Six federal agencies issued on Wednesday a revised proposed rule meant to align the Dodd-Frank Act’s risk retention requirement with a recent CFPB underwriting rule and address concerns by the financial industry.
The proposal revises a proposed rule issued in 2011 by the Federal Reserve, Department of Housing and Urban Development, FDIC, Federal Housing Finance Agency, OCC and SEC, and requires banks and other entities that bundle mortgages into securitizations to retain risk in those transactions.
Mortgages that meet certain standards, however, such as “qualified residential mortgages,” are exempt from the rule. The proposal also requests comment on an alternate definition of a QRM to include certain underwriting standards issued by the CFPB.

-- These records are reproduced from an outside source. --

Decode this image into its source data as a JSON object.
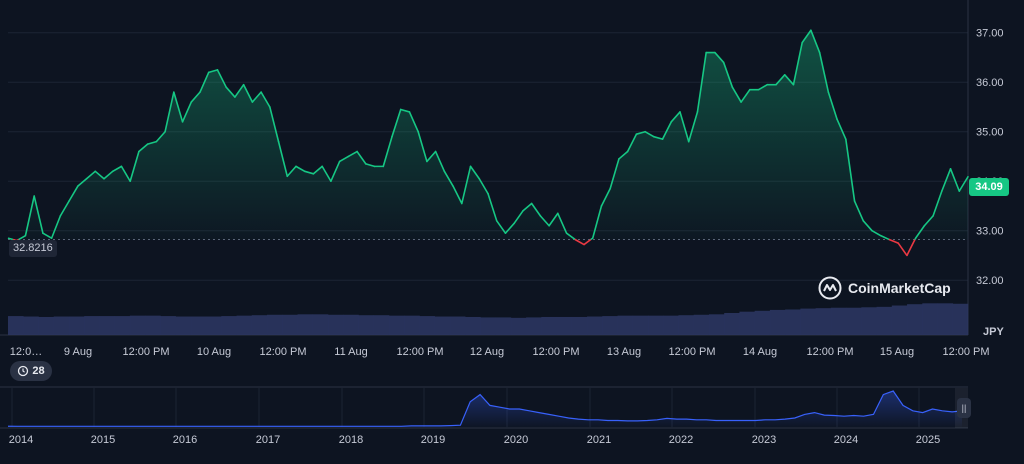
{
  "chart_data": {
    "type": "line",
    "currency": "JPY",
    "current_price": "34.09",
    "open_price": "32.8216",
    "ylim": [
      31.6,
      37.5
    ],
    "yticks": [
      "32.00",
      "33.00",
      "34.00",
      "35.00",
      "36.00",
      "37.00"
    ],
    "xticks": [
      "12:0…",
      "9 Aug",
      "12:00 PM",
      "10 Aug",
      "12:00 PM",
      "11 Aug",
      "12:00 PM",
      "12 Aug",
      "12:00 PM",
      "13 Aug",
      "12:00 PM",
      "14 Aug",
      "12:00 PM",
      "15 Aug",
      "12:00 PM"
    ],
    "grid": true,
    "colors": {
      "up": "#16c784",
      "down": "#ea3943",
      "volume": "#2b3560",
      "navigator": "#3861fb"
    },
    "series": [
      {
        "values": [
          32.85,
          32.8,
          32.9,
          33.7,
          32.95,
          32.85,
          33.3,
          33.6,
          33.9,
          34.05,
          34.2,
          34.05,
          34.2,
          34.3,
          34.0,
          34.6,
          34.75,
          34.8,
          35.0,
          35.8,
          35.2,
          35.6,
          35.8,
          36.2,
          36.25,
          35.9,
          35.7,
          35.95,
          35.6,
          35.8,
          35.5,
          34.8,
          34.1,
          34.3,
          34.2,
          34.15,
          34.3,
          34.0,
          34.4,
          34.5,
          34.6,
          34.35,
          34.3,
          34.3,
          34.9,
          35.45,
          35.4,
          35.0,
          34.4,
          34.6,
          34.2,
          33.9,
          33.55,
          34.3,
          34.05,
          33.75,
          33.2,
          32.95,
          33.15,
          33.4,
          33.55,
          33.3,
          33.1,
          33.35,
          32.95,
          32.82,
          32.72,
          32.85,
          33.5,
          33.85,
          34.45,
          34.6,
          34.95,
          35.0,
          34.9,
          34.85,
          35.2,
          35.4,
          34.8,
          35.4,
          36.6,
          36.6,
          36.4,
          35.9,
          35.6,
          35.85,
          35.85,
          35.95,
          35.95,
          36.15,
          35.95,
          36.8,
          37.05,
          36.6,
          35.8,
          35.25,
          34.85,
          33.6,
          33.2,
          33.0,
          32.9,
          32.82,
          32.75,
          32.5,
          32.85,
          33.1,
          33.3,
          33.8,
          34.25,
          33.8,
          34.09
        ]
      }
    ],
    "volume": {
      "values": [
        0.43,
        0.42,
        0.41,
        0.42,
        0.42,
        0.43,
        0.43,
        0.43,
        0.44,
        0.44,
        0.43,
        0.42,
        0.42,
        0.42,
        0.43,
        0.44,
        0.45,
        0.46,
        0.46,
        0.47,
        0.47,
        0.46,
        0.46,
        0.45,
        0.45,
        0.44,
        0.44,
        0.43,
        0.42,
        0.42,
        0.41,
        0.4,
        0.4,
        0.39,
        0.4,
        0.41,
        0.41,
        0.41,
        0.42,
        0.43,
        0.44,
        0.44,
        0.44,
        0.44,
        0.45,
        0.46,
        0.47,
        0.5,
        0.53,
        0.55,
        0.57,
        0.58,
        0.6,
        0.61,
        0.62,
        0.62,
        0.63,
        0.64,
        0.67,
        0.7,
        0.72,
        0.72,
        0.71
      ]
    },
    "navigator": {
      "xticks": [
        "2014",
        "2015",
        "2016",
        "2017",
        "2018",
        "2019",
        "2020",
        "2021",
        "2022",
        "2023",
        "2024",
        "2025"
      ],
      "values": [
        0.02,
        0.02,
        0.02,
        0.02,
        0.02,
        0.02,
        0.02,
        0.02,
        0.02,
        0.02,
        0.02,
        0.02,
        0.02,
        0.02,
        0.02,
        0.02,
        0.02,
        0.02,
        0.02,
        0.02,
        0.02,
        0.02,
        0.02,
        0.02,
        0.02,
        0.02,
        0.02,
        0.02,
        0.02,
        0.02,
        0.02,
        0.02,
        0.02,
        0.02,
        0.02,
        0.02,
        0.02,
        0.02,
        0.02,
        0.02,
        0.02,
        0.03,
        0.03,
        0.03,
        0.03,
        0.04,
        0.05,
        0.7,
        0.9,
        0.6,
        0.55,
        0.5,
        0.5,
        0.45,
        0.4,
        0.35,
        0.3,
        0.25,
        0.22,
        0.2,
        0.2,
        0.18,
        0.18,
        0.17,
        0.17,
        0.18,
        0.2,
        0.24,
        0.22,
        0.22,
        0.2,
        0.2,
        0.18,
        0.18,
        0.18,
        0.18,
        0.18,
        0.2,
        0.2,
        0.22,
        0.25,
        0.35,
        0.4,
        0.33,
        0.32,
        0.3,
        0.32,
        0.3,
        0.35,
        0.9,
        1.0,
        0.6,
        0.45,
        0.4,
        0.5,
        0.45,
        0.42,
        0.45
      ]
    }
  },
  "watermark": {
    "brand": "CoinMarketCap"
  },
  "controls": {
    "history_count": "28",
    "handle_glyph": "||"
  }
}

The previously proposed definition of a QRM drew criticism from the financial industry, which said the strict requirements would make mortgages more expensive for potential borrowers, Financial Times reports.

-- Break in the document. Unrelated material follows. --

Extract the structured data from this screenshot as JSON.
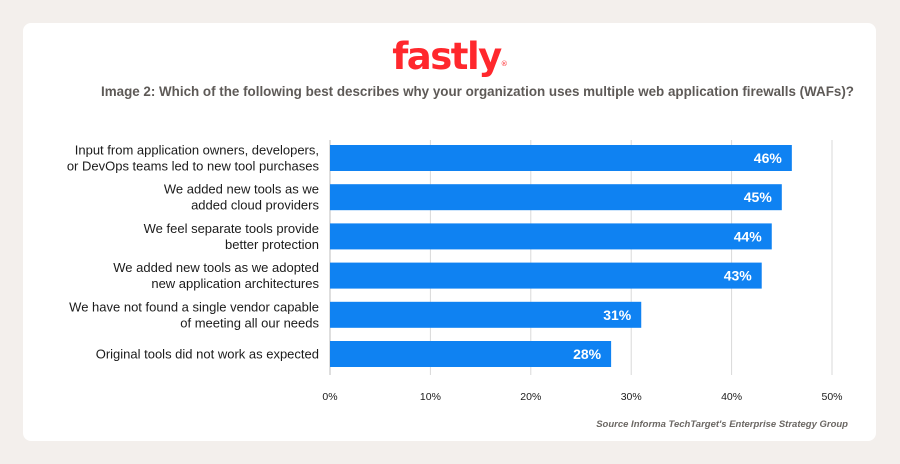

“An overwhelming majority of commenters criticized the agencies’ proposed
QRM standard,” the agencies said in the proposal. “Many of these commenters asserted that the proposed definition of QRM, particularly the 20 percent down payment requirement, would significantly increase the costs of credit for most home buyers and restrict access to credit. Some of these commenters asserted that the proposed QRM standard would become a new ‘government-approved’ standard, and that lenders would be reluctant to originate mortgages that did not meet the standard.”

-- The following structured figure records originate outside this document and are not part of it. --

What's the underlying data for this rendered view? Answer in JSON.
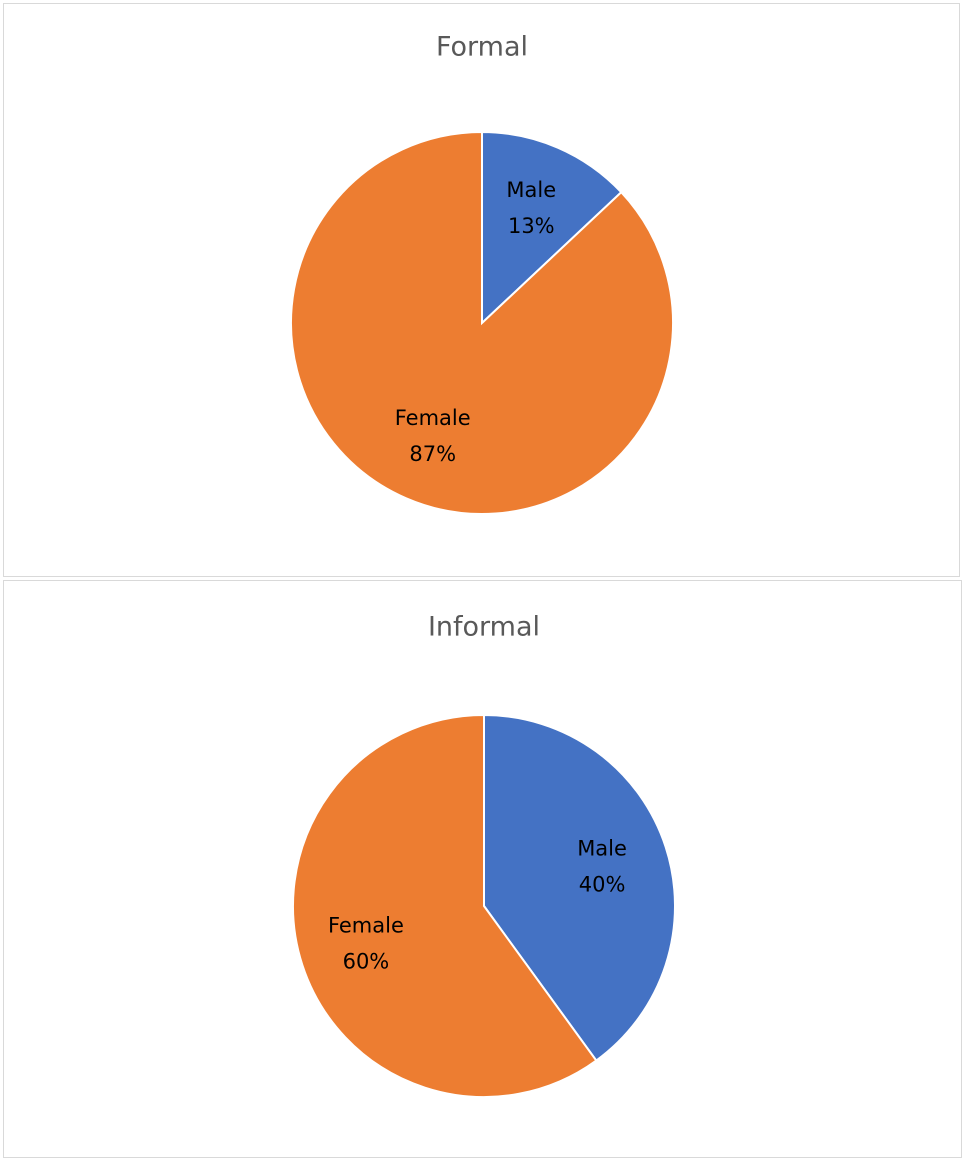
{
  "chart_data": [
    {
      "type": "pie",
      "title": "Formal",
      "categories": [
        "Male",
        "Female"
      ],
      "values": [
        13,
        87
      ],
      "value_labels": [
        "13%",
        "87%"
      ],
      "colors": [
        "#4472c4",
        "#ed7d31"
      ]
    },
    {
      "type": "pie",
      "title": "Informal",
      "categories": [
        "Male",
        "Female"
      ],
      "values": [
        40,
        60
      ],
      "value_labels": [
        "40%",
        "60%"
      ],
      "colors": [
        "#4472c4",
        "#ed7d31"
      ]
    }
  ]
}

Much like the original proposal, securitizations of commercial loans, mortgages or auto loans with low credit risk would not be subject to risk retention under the new proposal.
The rule would also recognize the full guarantee on principal payments and interest provided by Fannie Mae and Freddie Mac for residential mortgage-backed securities as meeting the risk retention requirements while the government-sponsored enterprises are in conservatorship or receivership.